Diciassette registi e registe, 22 produzioni coinvolte: sono questi i numeri di Films from Iran for Iran, in streaming fino a mercoledì 4 gennaio 2023, con un catalogo di opere miste – documentarie e sperimentali – animate dalla volontà di ricostruire gli effetti della diaspora e il ruolo delle immagini, non solo nel contesto iraniano ma in tutto il bacino dell’Occidente, secondo una prospettiva culturale femminista. La piattaforma propone per ogni produzione un’introduzione in inglese, francese e arabo, sottotitoli e interventi di commento o saggistici di registi e registe e studiosi e studiose, coniugando così ricerca visiva intenti divulgativi e di approfondimento.
La forza degli archivi
Il punto di partenza è la prima sollevazione delle donne in occasione dell’istituzione dell’obbligo di portare il velo, il 7 marzo 1979: “Iranian Women’s Liberation Movement: Year Zero” (1979) è il frutto del lavoro di reportage di femministe francesi, in collaborazione con movimenti locali, che dopo l’espulsione dal Paese hanno estrapolato alcune sequenze dalle pellicole portate via e messe in salvo.
Le visioni offerte in molti dei film in catalogo tentano prima di tutto di scardinare internamente il sistema edulcorato proposto dai media. Sono quindi le immagini in sé a essere messe in discussione, quando si trasformano in strumenti al servizio di idee stereotipate o di prevaricazioni, come in “The Silent Majority Speaks” di Bani Khoshnoudi (2010).
Guardando più da vicino le opere proposte, si intuisce la forza degli archivi, di qualunque natura (privati, di propaganda o di rete), capaci di trasformarsi in fonte da rielaborare. Sono tantissime le immagini nate dalla "paura", provenienti dai canali di video sharing online, che vengono "riciclate" e colpiscono per la loro crudezza, ma anche per la loro poeticità.
È il caso del canto notturno ripreso dal telefonino di una ragazza che, in risposta ad altri giovani, si interroga sul "senso di quello spazio, di quel luogo" che è diventato l’Iran nel film The Silent Majority Speaks. Accade così che il bisogno di mantenimento e "ricostruzione" di una memoria personale e collettiva diventi il fil rouge di molte narrazioni audiovisive.
Le riprese, le interviste e le ricostruzioni (anche in forma di poemi visuali o film-saggi) trovano nell’etica del trattamento delle immagini e dei racconti un messaggio essenziale, che attraversa la Storia, dal passato all’epoca del digitale.

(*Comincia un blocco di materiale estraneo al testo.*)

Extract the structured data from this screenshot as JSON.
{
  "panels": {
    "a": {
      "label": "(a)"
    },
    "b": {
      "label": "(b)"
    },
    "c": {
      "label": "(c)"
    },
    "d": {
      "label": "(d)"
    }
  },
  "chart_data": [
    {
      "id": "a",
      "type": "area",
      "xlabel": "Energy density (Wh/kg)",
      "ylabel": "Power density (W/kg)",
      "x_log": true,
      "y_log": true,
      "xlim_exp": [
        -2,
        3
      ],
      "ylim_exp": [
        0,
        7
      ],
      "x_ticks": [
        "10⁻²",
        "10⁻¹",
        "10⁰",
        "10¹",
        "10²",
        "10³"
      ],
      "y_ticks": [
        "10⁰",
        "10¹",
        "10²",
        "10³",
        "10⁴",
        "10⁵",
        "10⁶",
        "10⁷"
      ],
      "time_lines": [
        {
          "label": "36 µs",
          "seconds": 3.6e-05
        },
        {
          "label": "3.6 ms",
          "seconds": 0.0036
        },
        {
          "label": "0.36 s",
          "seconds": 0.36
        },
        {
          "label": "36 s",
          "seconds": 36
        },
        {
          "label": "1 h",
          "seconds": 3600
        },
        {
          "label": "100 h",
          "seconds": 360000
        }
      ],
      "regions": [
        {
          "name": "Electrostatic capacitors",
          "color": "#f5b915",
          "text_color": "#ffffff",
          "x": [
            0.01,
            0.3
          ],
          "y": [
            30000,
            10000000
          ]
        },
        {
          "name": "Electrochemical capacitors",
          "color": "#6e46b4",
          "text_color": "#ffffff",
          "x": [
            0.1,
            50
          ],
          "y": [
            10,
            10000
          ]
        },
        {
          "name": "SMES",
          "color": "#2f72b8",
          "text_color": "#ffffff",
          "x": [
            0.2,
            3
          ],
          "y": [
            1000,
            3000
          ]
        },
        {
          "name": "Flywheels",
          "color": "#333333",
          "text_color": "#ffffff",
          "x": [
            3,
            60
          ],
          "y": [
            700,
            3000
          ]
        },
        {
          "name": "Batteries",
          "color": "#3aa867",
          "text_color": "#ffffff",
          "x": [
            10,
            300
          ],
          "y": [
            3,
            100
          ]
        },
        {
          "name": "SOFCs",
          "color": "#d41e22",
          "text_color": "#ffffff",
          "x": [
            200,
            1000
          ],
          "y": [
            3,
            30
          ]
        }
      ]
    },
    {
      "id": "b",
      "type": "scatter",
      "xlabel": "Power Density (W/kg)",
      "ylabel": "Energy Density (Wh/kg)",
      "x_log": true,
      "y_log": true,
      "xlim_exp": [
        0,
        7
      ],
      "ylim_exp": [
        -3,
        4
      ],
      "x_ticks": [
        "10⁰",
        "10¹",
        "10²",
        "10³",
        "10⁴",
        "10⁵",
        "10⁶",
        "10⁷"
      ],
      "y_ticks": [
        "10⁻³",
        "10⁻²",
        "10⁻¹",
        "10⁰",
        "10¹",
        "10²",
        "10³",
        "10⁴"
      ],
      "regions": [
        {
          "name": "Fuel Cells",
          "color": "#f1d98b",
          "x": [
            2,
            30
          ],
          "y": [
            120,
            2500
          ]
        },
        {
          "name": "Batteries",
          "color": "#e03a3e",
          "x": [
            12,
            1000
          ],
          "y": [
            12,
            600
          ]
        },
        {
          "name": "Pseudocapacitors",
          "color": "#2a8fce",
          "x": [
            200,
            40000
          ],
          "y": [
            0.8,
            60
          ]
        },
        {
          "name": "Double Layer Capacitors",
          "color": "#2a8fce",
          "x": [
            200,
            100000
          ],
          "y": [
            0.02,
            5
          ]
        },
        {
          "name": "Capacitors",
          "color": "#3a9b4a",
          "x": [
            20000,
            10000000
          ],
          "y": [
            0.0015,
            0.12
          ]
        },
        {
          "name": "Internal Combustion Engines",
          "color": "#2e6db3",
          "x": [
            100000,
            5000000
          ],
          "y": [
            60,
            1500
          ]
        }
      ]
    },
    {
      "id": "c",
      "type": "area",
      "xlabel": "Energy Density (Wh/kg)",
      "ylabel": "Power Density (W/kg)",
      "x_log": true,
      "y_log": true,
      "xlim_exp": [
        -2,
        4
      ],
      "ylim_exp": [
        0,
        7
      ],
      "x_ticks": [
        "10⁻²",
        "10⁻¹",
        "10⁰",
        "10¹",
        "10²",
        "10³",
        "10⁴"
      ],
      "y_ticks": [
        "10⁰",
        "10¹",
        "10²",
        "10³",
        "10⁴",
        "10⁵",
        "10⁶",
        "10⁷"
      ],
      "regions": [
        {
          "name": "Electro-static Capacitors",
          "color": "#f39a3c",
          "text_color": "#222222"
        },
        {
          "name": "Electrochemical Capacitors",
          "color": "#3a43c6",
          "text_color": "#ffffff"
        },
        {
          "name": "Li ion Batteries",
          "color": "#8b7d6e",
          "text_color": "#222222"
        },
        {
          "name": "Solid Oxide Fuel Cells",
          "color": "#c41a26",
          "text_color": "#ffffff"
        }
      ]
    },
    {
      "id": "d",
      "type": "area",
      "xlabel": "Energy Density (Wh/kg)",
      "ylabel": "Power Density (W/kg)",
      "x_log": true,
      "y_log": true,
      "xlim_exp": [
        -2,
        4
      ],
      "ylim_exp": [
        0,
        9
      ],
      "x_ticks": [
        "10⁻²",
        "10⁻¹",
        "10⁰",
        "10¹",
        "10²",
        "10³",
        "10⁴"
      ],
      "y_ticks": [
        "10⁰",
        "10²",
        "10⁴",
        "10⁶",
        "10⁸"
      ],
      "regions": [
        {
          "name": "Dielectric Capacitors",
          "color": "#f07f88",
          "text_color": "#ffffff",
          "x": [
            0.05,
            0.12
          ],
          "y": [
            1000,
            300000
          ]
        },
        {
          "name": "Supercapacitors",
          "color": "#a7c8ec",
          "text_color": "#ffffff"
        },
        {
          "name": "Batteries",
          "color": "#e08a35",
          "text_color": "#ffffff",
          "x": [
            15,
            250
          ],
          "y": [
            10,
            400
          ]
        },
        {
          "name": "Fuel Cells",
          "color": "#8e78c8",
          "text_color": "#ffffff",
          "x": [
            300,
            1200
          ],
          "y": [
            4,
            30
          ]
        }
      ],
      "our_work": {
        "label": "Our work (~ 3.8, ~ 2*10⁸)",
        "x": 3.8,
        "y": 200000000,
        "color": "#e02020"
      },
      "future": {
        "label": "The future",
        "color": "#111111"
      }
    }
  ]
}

In alcuni casi la questione etica diventa cruciale, come dimostra la rappresentazione di una principessa iraniana queer dalla fine dell’Ottocento alle sue immagini che circolano oggi in rete in “Gut Feelings: Fragments of Truth” (Katayoun Jalilipour, 2022).
Le opere, pur essendo molto diverse fra loro, sono accomunate da una prospettiva intergenerazionale e intersezionale che dalla questione femminile muove verso temi di ordine storico, sociale, di genere o sessuale, etnico e politico-economico.
In tutti i film colpisce poi l’uso della voce e dei corpi, con momenti di canto collettivi per le strade e sui tetti o traumatici silenzi individuali; a prescindere dalle circostanze, riparte sempre un inno alla libertà che – come recita una canzone presentata – non è né orientale né occidentale, ma globale.